Der promovierte Sozialwissenschaftler Thomas Pfeiffer erforscht die Neonazi-Szene. Der Sachbuchautor schrieb “Für Volk und Vaterland. Das Mediennetz der Rechten” und erstellt für das Innenministerium Nordrhein-Westfalen einer Studie zur intellektuellen Neuen Rechten. Das Interview von Cathrin Günzel erschien im Rahmen des Artikels “Extremisten im Web bekämpfen” in FOCUS 13/2002.

Welchen Stellenwert besitzt das Internet im Mediennetz der Rechtsradikalen?
Pfeiffer: Sie nutzen neue Kommunikationsformen zur schnellen Propaganda-Verbreitung. Als noch wenige wussten, wie das Internet funktioniert, hatten sie schon Homepages. Sie betreiben Web-Radios und MP3-Musiktauschbörsen. Die rassistische NSDAP-AO aus den USA zeigt sogar Internet-Fernsehen.

Würde ein NPD-Verbot auch online wirken?
Pfeiffer: Nein. Die NPD ist zwar besonders eng digital vernetzt. Ihre Homepages stellen trotzdem nur einen Bruchteil der Szeneseiten dar.

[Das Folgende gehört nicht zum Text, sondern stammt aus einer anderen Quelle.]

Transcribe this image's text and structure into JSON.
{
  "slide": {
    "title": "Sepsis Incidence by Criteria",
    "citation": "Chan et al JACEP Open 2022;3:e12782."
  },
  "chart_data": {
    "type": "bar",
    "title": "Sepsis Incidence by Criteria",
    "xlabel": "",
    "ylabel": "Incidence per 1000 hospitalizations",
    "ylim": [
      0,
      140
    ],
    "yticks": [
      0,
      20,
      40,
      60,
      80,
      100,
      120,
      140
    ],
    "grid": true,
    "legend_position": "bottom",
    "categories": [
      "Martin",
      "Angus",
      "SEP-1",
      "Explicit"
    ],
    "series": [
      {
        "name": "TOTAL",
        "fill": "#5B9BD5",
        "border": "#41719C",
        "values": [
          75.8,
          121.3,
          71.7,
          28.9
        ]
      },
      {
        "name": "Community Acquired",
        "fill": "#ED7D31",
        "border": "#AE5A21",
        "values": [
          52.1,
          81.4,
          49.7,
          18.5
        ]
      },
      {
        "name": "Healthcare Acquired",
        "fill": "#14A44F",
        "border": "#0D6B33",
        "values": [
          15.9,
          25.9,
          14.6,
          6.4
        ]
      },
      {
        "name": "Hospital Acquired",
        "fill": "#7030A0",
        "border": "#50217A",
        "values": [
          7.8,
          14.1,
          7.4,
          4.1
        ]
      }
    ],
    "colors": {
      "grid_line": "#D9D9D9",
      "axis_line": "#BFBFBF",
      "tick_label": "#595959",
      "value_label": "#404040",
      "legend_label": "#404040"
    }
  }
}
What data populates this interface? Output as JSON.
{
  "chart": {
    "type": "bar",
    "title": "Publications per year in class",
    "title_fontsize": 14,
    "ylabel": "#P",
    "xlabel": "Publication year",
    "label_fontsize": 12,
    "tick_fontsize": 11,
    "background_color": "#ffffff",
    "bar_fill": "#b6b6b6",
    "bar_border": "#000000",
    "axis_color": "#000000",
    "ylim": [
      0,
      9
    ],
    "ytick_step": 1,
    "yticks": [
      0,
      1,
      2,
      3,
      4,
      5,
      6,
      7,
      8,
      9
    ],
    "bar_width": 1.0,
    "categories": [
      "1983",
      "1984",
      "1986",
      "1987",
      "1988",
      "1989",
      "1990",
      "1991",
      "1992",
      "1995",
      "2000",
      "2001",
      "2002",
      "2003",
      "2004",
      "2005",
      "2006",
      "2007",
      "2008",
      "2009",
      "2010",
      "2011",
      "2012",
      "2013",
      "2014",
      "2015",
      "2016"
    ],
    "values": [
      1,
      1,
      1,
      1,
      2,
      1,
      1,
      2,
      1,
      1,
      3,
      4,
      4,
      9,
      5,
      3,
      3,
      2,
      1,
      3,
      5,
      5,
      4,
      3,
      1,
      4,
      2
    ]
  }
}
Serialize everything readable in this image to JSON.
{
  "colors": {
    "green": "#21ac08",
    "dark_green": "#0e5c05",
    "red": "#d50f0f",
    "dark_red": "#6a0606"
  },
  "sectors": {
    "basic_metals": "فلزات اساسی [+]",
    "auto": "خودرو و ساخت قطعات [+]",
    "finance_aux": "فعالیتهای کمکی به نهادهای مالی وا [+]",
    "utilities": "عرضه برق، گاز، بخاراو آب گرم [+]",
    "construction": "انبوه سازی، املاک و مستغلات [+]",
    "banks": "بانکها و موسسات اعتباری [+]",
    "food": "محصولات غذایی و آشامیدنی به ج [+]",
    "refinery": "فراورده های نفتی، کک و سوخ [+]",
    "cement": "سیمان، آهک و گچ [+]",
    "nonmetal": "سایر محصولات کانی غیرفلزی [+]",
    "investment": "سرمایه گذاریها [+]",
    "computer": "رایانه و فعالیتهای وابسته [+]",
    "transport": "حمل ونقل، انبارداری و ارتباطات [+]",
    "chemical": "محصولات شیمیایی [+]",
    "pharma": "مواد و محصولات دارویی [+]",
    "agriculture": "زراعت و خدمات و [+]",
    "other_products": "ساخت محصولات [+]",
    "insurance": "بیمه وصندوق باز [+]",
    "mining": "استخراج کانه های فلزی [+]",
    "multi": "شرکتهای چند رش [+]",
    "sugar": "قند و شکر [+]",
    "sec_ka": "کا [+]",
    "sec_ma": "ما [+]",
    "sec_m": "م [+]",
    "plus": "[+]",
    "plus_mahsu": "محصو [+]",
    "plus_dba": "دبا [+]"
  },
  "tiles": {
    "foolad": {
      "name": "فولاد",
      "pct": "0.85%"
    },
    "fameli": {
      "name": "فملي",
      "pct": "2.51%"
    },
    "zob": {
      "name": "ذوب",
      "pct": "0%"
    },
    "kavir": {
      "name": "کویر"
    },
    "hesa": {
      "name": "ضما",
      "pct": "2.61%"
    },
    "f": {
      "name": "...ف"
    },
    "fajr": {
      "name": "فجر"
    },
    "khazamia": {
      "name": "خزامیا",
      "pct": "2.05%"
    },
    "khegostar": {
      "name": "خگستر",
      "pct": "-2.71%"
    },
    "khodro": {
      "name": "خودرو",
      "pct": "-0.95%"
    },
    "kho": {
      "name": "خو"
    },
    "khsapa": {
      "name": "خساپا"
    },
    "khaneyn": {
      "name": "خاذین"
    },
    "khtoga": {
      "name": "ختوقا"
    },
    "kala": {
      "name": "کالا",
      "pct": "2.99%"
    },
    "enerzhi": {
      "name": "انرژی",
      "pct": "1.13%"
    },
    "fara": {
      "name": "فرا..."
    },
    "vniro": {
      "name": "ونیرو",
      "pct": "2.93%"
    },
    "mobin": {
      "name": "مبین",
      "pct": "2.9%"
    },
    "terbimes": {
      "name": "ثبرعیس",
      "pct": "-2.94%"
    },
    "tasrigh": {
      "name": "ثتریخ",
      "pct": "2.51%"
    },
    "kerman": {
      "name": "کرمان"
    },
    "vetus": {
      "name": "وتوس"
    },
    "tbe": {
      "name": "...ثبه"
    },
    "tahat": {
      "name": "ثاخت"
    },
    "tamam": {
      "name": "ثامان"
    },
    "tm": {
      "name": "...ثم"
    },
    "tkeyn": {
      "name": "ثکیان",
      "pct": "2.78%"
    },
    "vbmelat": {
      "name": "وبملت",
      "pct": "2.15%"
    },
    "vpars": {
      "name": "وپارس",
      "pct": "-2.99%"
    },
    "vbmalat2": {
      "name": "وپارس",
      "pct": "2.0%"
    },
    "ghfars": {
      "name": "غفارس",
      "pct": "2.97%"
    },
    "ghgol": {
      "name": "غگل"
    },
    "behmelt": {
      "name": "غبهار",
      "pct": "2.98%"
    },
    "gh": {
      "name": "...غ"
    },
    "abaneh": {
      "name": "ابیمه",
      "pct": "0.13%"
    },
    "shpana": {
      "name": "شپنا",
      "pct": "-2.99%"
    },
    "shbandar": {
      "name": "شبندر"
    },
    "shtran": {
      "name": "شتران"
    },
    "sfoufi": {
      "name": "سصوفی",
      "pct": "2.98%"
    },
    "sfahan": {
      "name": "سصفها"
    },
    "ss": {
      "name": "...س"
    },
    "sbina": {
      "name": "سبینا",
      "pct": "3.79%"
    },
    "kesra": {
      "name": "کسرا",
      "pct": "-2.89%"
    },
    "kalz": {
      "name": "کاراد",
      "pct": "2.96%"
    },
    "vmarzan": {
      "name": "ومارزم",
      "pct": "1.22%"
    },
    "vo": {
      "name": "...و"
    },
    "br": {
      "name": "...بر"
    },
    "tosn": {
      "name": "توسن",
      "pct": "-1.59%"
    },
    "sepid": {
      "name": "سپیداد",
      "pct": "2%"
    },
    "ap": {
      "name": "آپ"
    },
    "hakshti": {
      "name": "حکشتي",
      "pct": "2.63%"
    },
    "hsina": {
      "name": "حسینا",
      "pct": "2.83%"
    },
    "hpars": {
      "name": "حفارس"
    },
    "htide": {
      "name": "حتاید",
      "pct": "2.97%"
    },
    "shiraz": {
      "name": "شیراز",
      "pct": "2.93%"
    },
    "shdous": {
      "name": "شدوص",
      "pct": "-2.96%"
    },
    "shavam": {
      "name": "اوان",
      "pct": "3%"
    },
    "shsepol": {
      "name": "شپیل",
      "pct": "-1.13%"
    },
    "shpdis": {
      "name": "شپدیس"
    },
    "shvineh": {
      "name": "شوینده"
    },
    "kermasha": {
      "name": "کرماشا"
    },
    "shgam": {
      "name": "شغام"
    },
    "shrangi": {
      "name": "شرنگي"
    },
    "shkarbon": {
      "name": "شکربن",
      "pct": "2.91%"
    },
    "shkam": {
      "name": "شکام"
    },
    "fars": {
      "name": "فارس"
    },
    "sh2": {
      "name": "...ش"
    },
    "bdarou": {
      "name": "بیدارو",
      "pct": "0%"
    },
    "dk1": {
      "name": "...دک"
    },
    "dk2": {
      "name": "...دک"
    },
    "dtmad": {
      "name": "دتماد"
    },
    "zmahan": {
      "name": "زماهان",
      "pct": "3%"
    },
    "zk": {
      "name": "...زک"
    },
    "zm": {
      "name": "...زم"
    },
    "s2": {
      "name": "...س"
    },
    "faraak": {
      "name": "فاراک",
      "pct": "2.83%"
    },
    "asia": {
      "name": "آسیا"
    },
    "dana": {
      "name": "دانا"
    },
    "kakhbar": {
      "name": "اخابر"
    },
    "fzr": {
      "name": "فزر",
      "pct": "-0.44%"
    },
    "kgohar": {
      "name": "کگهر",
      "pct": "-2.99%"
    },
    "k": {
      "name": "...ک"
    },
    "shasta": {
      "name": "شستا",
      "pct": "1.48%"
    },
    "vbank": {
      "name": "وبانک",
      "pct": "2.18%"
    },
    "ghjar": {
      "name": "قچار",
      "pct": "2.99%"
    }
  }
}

Peilen die Rechtsextremen neue Zielgruppen übers Web an?
Pfeiffer: Sie möchten unter anderem Kinder und Jugendliche anlocken. Ein US-Nazi schickt beispielsweise seinen zwölfjährigen Sohn Derek vor, der eine Kids-Page betreut.

Wie sollen Internet-Nutzer reagieren, wenn sie auf rechtsextreme Seiten stoßen?
Pfeiffer: Die Surfer sollten solche Angebote und deren Internet-Adresse den staatlichen oder unabhängigen Meldestellen wie jugendschutz.net oder Freiwillige Selbstkontrolle Multimedia-Diensteanbieter per E-Mail melden.